October 20, 2004 – VLSI’s latest monthly data shows a mixed bag for chip and equipment demand: several multiyear highs and lows, but in the end, growth that’s right where it’s supposed to be.
September’s IC orders (a three-month average) were a year-low $13.49 billion, down 6.1% from August and 0.9% from September 2003. Billings, however, jumped 26% sequentially and 24% year-on-year to $18.40 billion, a level not seen since September 2000. The IC B:B ratio slid further below parity to its lowest level since July 2001 at 0.87, down from 0.94 in August and 1.11 a year ago. (A book-to-bill ratio of 0.87 means that $87 worth of new orders was received for every $100 of product billed for the month.)

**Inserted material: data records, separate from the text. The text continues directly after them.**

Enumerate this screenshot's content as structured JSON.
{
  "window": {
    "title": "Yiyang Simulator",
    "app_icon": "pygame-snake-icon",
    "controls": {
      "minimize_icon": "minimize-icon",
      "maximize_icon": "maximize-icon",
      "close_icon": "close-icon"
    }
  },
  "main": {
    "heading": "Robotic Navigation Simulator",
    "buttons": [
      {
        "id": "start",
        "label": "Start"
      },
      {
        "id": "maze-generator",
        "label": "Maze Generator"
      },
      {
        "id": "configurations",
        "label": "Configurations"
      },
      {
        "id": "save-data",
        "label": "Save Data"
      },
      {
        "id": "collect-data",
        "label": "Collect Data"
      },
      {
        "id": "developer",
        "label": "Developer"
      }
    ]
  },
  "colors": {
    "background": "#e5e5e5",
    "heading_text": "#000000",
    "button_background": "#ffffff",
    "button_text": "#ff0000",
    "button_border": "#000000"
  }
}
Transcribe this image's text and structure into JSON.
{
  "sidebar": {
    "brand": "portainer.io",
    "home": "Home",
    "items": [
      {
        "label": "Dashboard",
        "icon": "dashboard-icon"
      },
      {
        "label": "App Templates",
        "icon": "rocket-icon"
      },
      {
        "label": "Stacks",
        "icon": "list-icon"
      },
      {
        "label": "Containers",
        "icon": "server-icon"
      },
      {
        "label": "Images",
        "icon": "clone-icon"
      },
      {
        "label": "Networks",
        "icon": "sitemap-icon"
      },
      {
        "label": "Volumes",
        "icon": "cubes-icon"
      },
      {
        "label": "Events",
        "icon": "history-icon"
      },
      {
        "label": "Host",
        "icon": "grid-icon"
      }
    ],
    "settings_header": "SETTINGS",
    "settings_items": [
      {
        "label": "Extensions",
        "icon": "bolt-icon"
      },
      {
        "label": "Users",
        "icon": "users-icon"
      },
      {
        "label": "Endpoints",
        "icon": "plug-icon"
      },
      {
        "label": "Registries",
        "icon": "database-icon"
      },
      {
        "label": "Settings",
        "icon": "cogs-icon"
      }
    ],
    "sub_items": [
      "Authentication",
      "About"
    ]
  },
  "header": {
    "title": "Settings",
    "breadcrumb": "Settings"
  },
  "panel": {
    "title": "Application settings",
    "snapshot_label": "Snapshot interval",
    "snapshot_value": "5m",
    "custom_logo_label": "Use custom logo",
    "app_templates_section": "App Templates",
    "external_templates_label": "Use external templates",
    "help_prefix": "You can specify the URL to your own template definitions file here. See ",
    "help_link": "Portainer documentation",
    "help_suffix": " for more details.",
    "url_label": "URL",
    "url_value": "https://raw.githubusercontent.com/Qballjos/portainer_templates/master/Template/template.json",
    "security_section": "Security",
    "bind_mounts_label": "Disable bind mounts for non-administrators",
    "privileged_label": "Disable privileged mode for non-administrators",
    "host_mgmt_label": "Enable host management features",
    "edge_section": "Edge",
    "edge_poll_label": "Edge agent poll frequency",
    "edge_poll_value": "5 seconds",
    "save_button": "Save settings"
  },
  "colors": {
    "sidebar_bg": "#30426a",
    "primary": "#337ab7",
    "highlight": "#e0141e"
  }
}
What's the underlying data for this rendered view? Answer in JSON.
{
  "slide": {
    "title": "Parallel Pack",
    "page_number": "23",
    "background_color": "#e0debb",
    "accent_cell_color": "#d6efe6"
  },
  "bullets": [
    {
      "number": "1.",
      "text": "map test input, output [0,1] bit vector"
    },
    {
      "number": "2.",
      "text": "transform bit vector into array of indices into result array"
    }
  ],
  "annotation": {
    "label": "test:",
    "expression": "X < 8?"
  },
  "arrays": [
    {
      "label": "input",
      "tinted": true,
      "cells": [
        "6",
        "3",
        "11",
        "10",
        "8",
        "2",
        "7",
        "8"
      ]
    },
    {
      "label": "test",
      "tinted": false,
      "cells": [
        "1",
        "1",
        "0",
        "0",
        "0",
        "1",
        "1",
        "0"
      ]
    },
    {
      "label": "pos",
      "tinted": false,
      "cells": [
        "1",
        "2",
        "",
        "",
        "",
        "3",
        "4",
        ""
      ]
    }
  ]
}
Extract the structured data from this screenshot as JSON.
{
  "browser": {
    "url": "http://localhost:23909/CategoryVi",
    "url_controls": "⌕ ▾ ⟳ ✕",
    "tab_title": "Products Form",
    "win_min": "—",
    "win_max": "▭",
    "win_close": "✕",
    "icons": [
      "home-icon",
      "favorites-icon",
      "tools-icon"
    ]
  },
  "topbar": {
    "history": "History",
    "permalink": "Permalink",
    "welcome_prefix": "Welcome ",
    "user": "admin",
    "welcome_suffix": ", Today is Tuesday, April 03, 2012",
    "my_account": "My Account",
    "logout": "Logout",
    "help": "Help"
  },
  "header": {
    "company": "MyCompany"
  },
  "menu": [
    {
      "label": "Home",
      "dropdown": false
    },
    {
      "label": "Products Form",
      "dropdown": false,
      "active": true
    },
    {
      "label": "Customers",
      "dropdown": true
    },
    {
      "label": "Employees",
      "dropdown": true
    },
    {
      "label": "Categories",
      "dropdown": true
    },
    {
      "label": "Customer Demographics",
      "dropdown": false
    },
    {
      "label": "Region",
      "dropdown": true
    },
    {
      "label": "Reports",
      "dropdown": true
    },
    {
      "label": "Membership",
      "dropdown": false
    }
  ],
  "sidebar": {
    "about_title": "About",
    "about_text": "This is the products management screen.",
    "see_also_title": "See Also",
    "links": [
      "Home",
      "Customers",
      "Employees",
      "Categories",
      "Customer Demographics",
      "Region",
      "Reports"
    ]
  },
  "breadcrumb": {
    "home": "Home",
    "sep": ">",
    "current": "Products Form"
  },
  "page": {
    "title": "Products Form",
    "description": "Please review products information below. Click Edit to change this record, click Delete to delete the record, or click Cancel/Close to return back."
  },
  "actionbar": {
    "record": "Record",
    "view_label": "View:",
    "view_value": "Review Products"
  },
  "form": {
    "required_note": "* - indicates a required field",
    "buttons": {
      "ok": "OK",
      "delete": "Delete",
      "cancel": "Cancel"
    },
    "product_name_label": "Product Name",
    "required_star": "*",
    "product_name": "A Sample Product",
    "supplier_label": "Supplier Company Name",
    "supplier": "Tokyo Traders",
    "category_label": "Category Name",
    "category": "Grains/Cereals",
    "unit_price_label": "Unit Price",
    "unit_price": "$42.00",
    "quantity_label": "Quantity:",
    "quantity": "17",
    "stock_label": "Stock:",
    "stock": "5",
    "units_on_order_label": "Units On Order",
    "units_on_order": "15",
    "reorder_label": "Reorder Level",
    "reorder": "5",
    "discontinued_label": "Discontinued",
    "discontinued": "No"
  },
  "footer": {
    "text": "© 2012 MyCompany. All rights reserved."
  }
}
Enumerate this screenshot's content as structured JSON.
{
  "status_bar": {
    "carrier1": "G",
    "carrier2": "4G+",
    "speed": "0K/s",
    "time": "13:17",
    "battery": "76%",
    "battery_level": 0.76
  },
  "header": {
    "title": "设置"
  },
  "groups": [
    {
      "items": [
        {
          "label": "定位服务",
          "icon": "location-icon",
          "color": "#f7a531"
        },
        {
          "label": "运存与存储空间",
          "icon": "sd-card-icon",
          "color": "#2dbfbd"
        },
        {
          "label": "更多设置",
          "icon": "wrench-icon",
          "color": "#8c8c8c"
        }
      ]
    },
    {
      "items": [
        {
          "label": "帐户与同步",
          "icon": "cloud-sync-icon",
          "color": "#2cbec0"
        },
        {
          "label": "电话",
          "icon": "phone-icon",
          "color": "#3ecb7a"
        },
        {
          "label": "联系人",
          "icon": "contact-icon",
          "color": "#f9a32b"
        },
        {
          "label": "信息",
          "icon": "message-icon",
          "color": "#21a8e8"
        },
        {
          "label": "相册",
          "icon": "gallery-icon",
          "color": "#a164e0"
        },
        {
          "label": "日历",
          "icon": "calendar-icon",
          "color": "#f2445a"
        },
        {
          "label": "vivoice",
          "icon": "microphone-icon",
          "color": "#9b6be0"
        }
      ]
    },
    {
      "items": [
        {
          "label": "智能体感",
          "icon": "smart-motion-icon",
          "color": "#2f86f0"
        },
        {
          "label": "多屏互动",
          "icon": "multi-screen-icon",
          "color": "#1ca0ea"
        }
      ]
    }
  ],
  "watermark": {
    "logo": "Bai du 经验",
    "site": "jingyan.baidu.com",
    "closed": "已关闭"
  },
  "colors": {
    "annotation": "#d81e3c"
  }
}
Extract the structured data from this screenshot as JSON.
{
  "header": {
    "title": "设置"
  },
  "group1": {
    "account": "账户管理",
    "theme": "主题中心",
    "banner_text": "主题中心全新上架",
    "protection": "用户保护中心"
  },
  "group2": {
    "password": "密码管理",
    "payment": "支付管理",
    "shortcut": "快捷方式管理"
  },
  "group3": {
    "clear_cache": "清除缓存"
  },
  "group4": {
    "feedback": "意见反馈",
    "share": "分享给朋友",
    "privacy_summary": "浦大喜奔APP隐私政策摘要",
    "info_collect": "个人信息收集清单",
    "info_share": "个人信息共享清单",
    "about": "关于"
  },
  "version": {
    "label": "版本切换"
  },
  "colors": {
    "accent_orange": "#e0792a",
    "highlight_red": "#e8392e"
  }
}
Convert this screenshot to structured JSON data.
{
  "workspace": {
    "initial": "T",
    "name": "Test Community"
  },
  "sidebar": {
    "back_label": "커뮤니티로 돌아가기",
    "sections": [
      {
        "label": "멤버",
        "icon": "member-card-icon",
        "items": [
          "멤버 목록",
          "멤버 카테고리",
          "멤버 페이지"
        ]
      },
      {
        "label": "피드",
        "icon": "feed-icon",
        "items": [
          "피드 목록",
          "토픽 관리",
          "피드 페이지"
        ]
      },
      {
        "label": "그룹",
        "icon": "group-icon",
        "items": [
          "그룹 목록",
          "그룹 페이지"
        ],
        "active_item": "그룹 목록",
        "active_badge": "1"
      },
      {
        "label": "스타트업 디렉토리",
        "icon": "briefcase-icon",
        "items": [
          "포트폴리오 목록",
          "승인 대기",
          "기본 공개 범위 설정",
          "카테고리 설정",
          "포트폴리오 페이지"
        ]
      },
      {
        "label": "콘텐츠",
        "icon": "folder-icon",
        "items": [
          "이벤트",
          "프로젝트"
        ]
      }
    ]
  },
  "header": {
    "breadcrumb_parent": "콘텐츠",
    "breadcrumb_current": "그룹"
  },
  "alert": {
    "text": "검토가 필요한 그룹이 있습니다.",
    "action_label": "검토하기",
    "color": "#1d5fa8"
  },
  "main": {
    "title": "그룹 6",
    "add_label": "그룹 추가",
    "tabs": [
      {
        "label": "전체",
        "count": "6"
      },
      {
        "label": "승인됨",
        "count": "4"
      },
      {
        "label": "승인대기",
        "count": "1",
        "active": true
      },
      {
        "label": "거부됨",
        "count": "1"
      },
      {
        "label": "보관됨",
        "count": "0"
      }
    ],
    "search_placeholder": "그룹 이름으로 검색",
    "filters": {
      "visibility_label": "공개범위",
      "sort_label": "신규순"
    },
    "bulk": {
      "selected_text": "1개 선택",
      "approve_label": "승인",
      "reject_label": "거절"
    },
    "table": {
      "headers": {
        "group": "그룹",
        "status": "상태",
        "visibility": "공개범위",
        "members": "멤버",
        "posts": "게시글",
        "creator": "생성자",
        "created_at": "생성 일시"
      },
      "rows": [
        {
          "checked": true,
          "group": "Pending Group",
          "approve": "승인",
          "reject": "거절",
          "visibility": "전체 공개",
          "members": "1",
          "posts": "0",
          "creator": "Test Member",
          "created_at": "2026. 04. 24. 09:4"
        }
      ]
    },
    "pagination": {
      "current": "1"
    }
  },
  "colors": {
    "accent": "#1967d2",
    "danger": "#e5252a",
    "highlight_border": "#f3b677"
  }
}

Worldwide equipment sales also showed strength in September, up 21.1% sequentially and 37.3% year-on-year to $4.85 billion, while equipment bookings fell 5.8% in September to $3.71 billion, a slight 1.8% gain from a year ago. The B:B was 0.81, its lowest level since July 2002, compared with 0.93 in August and 1.03 in September 2003.
Adding up the past three months worth of data from VLSI provides a preliminary snapshot of the industry’s 3Q performance. IC bookings in 3Q add up to $42.78 billion, a 12% decline from 2Q04 with steady declines from July through September, but an 11% increase from 3Q03. Billings were $46.57 billion, up 4% quarter-on-quarter and 27% year-on-year. Equipment orders of $12.71 billion represent a 12% decline from 2Q04 (the final month of the quarter didn’t rebound as strongly as before), but a 52% increase from 3Q03, while equipment sales rose 4% sequentially and 61% year-on-year to $13.39 billion.
Looking ahead to October, VLSI projects equipment bookings of $3.40 billion, billings of $4.07 billion, and a B:B ratio roughly flat at 0.84. IC orders and sales for October are pegged at $14.01 billion and $15.53 billion, for an unchanged B:B of 0.87. VLSI projects equipment sales will bounce in November to $4.24 billion and $4.79 billion; chip orders will slide to $16.01 billion and rebound to $18.07 billion, which “puts us at 30% IC sales growth for 2004,” noted Jebens.